Periwinkle County is located geographically and meterologically on what "Mr. Robbins," the congenial old meterologist on Channel 8&1/2, calls "The Creases." PC is on the crease of every kind of map. In the east part of the county are the Bleu Tetons. The north part, up toward Capital City, is flat as Kansas. The west, toward Hope's Promise and Cratchit State U, is hill land. Nobody talks about the southern part of PC, even to describe the terrain, except to note that it includes a lot of yard cars. Sometimes it feels like Houston in summer, sometimes like Buffalo in winter, sometimes both at the same time, according to where you are.
Pastor Patty lives in Memphjus, the county seat, named for the biblical city, and spelled according to the reworking of the Masoretic pointing of the Hebrew text by Joseph "The Brigand" Olds, a reformed pirate and founder of Saint John the Catholic Baptist Church and College, which is sometimes inside the town of Memphjus and sometimes outside, according to how Joseph Olds IV feels about the Town Council. Saint John the Catholic Baptist Church theology is universalist. They believe that everyone will be saved, unless you don't agree with them. Then you'll go to hell.
Pastor Patty is not a part of SJTCBC&C. She pastors the church simply known as "The Methodist." This morning she wants nothing to do with it. The Kitchen Nazis have been at war with the Bleeding Hearts over meals for the homeless. [Neither name is an official title, but Methodists are known for taking insulting names and using them as a badge of honor, so both the KNs and the BHs now refer to themselves, with pride, according to the sobriquets heaped upon them by their foes.] It doesn't feel much like a church, more like a town hall about health care reform. The only good part of worship is when the kids come up. You never know what they'll do. At Christmas, when they were looking at the creche set on the altar, and she asked for the name of Jesus' father, little Walter Weter shouted out "Bob," as loud as if he were on a quiz show. The KNs and the BHs laughed together at that.

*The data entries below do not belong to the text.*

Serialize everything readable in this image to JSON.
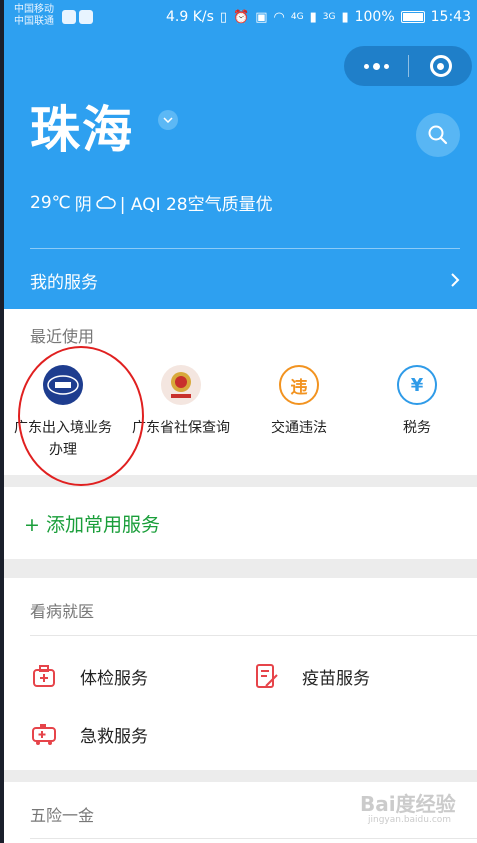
{
  "status_bar": {
    "carrier_1": "中国移动",
    "carrier_2": "中国联通",
    "speed": "4.9 K/s",
    "network_1": "4G",
    "network_2": "3G",
    "battery": "100%",
    "time": "15:43"
  },
  "header": {
    "city": "珠海",
    "weather": {
      "temperature": "29℃",
      "condition": "阴",
      "aqi": "| AQI 28空气质量优"
    },
    "my_services_label": "我的服务"
  },
  "recent": {
    "title": "最近使用",
    "items": [
      {
        "label": "广东出入境业务办理",
        "icon": "immigration-logo"
      },
      {
        "label": "广东省社保查询",
        "icon": "social-security-emblem"
      },
      {
        "label": "交通违法",
        "icon": "traffic-violation-icon",
        "glyph": "违"
      },
      {
        "label": "税务",
        "icon": "tax-icon",
        "glyph": "¥"
      }
    ]
  },
  "add_service": {
    "label": "+ 添加常用服务"
  },
  "health": {
    "title": "看病就医",
    "items": [
      {
        "label": "体检服务",
        "icon": "checkup-icon"
      },
      {
        "label": "疫苗服务",
        "icon": "vaccine-icon"
      },
      {
        "label": "急救服务",
        "icon": "ambulance-icon"
      }
    ]
  },
  "insurance": {
    "title": "五险一金"
  },
  "watermark": {
    "text": "Bai度经验",
    "sub": "jingyan.baidu.com"
  },
  "colors": {
    "header_blue": "#2ea0f0",
    "accent_orange": "#f29320",
    "accent_blue": "#2f9be8",
    "accent_green": "#1a9e3a",
    "accent_red": "#e6444a",
    "annotation_red": "#e02020"
  }
}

She talked with her sort-of mentor, Rev. Randall Nathan (Retard) about it. She knew he would have the batteries out of the phones. Like most retired preachers, his goal in life is to avoid people altogether. So she left her husband to get breakfast for the kids, went to the Nathan house, waded through the snow, pecked out SOS in Morse code on the basement window, and was then allowed to slide through the window into his secret lair, the one everyone in town knows about. She was pleased that she could still fit through the window.
Pastor Nathan told her about the boy who didn't want to go to church. It's an old story, but he's an old man, and they love to tell old stories. "I don't want to go," he told his mother. "They never sing hymns I like and nobody there likes me." "You have to go," his mother said. "Give me two good reasons," he pouted. "Well, you're forty-five years old, and you're the pastor of the church."

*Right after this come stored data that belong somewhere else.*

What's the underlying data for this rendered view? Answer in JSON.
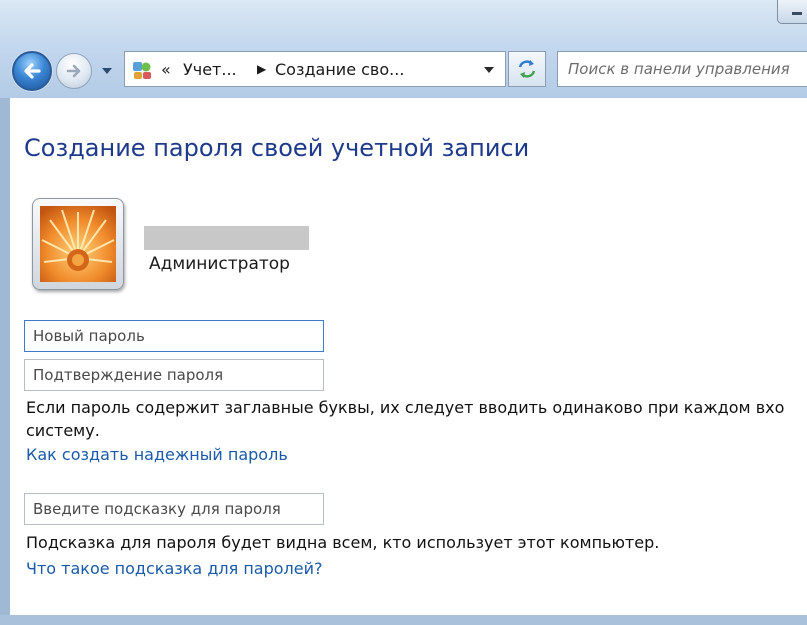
{
  "toolbar": {
    "breadcrumb_prefix": "«",
    "breadcrumb_1": "Учет...",
    "breadcrumb_sep": "▶",
    "breadcrumb_2": "Создание сво...",
    "search_placeholder": "Поиск в панели управления"
  },
  "page": {
    "title": "Создание пароля своей учетной записи",
    "user_role": "Администратор",
    "new_password_placeholder": "Новый пароль",
    "confirm_password_placeholder": "Подтверждение пароля",
    "case_note_line1": "Если пароль содержит заглавные буквы, их следует вводить одинаково при каждом вхо",
    "case_note_line2": "систему.",
    "strong_password_link": "Как создать надежный пароль",
    "hint_placeholder": "Введите подсказку для пароля",
    "hint_note": "Подсказка для пароля будет видна всем, кто использует этот компьютер.",
    "hint_link": "Что такое подсказка для паролей?"
  },
  "colors": {
    "title": "#1e3a8a",
    "link": "#1a5aa8",
    "chrome": "#c4d8ee"
  },
  "icons": {
    "back": "back-arrow-icon",
    "forward": "forward-arrow-icon",
    "recent": "chevron-down-icon",
    "control_panel": "control-panel-icon",
    "refresh": "refresh-icon",
    "avatar": "flower-avatar"
  }
}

Pastor Patty is only 35, but she got the point. He knew that she got it, but he explained it anyway. "Some things you just have to do. You don't have to feel like it, or want to, or be in the mood, or be prepared. You just have to show up and do it."
"Will you be there this morning?" she asked him. "Of course not," he said. "I don't have to."
When she followed the acolytes down the aisle to start the 10:30 service, though, he was there, sitting between the KNs and the BHs. She laughed out loud. "The old hermudgeon has been listening to himself again," she said.